Il fenomeno è diffuso sia nelle contrattazioni tra privati sia nei rapporti con la pubblica amministrazione. Nel primo caso, le imprese si trovano spesso a dover pagare intermediari per vincere gare d’appalto improvvisate e condotte senza regole. Un fenomeno, questo, che viene segnalato in crescita rispetto al più tradizionale ricorso alla bustarella per tentare di pilotare gli appalti pubblici, che ha aumentato la sua diffusione tra quelli di importi ridotti, abitualmente ‘frequentati’ dalle piccole e medie imprese.
Uno tra gli imprenditori che ammette di aver pagato per ottenere lavori accetta di parlare con l’Adnkronos della sua esperienza, ovviamente dietro assicurazione di anonimato. Le tangenti, spiega, “non sono più solo quelle di una volta, anche se la bustarella per corrompere l’ufficiale pubblico resiste ancora”. Quasi sempre, soprattutto per le imprese più piccole, si tratta di corruzione di basso livello, che coinvolge il geometra del piccolo comune o il responsabile della sicurezza di un cantiere. Per non parlare dei vigili urbani. “Per chiudere un lavoro da 100mila euro bisogna metterne almeno in conto 10mila da investire per oliare gli ingranaggi della burocrazia”, sintetizza l’imprenditore.
Un’altra forma sempre più diffusa di corruzione, prosegue, è quella che riguarda l’intermediazione per ottenere appalti e commesse: “si pagano vere e proprie commissioni, spesso anche ad altre imprese, che girano lavori, concedono subappalti e gestiscono anche micro gare senza alcuna regola o garanzia”.
E, allora, perché non denunciare e chiedere legalità?
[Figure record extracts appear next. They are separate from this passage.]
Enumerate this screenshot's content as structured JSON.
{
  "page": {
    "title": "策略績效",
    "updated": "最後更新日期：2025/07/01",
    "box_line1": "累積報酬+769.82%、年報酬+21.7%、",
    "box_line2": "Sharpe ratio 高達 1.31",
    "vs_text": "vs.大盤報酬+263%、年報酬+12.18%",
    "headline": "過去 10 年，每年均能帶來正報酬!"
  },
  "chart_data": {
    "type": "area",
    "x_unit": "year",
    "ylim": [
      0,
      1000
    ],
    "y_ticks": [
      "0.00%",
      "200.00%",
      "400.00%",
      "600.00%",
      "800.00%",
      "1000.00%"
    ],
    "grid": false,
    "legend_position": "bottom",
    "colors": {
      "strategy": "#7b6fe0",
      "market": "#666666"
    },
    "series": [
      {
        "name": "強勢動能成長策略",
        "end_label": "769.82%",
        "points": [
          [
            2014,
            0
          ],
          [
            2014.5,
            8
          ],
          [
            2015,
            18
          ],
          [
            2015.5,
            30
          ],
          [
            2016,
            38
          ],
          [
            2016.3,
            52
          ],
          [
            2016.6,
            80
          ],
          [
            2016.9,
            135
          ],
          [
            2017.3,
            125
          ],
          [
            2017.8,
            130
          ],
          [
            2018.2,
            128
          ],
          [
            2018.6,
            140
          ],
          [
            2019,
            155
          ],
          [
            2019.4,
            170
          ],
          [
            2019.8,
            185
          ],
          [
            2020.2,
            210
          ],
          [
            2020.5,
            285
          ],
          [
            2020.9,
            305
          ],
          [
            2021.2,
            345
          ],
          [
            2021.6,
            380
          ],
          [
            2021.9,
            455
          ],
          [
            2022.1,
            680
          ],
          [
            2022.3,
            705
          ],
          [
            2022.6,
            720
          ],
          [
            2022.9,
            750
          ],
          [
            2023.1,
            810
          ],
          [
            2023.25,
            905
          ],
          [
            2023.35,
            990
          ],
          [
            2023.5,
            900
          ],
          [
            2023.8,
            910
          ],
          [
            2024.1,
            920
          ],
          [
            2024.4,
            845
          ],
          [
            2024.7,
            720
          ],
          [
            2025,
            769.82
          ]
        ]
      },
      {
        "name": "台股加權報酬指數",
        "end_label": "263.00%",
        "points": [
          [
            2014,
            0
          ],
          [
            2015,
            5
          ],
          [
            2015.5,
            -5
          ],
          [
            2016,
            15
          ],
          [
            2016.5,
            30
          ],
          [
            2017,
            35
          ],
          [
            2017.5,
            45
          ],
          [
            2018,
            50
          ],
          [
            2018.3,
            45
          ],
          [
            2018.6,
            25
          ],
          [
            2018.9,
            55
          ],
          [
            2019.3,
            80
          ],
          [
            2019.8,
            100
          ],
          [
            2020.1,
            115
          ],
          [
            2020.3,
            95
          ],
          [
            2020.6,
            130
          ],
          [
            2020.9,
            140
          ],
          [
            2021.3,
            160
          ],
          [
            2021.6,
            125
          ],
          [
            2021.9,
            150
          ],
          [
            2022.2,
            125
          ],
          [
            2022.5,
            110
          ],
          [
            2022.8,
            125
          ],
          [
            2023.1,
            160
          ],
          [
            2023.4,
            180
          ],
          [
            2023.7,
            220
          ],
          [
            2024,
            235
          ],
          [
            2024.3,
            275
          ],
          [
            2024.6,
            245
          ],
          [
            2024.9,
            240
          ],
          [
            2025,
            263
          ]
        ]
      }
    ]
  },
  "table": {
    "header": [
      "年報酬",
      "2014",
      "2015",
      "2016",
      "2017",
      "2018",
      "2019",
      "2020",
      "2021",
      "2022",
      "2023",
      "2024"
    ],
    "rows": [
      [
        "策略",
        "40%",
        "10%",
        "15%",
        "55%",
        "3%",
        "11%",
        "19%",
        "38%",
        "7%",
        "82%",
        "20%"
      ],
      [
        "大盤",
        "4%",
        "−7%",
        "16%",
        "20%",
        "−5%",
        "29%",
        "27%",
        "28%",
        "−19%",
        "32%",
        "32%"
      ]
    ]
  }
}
La risposta è rassegnata. “Perché da solo non puoi cambiare nulla, ottieni un solo risultato, spesso irreversibile: non lavori più”. Questo, fa notare l’imprenditore, “senza considerare tutti i rischi, personali e per l’azienda, per eventuali ritorsioni”. Perché, spiega, “l’altro aspetto che si sottovaluta è che la corruzione è spesso strettamente legata a fenomeni e comportamenti malavitosi”.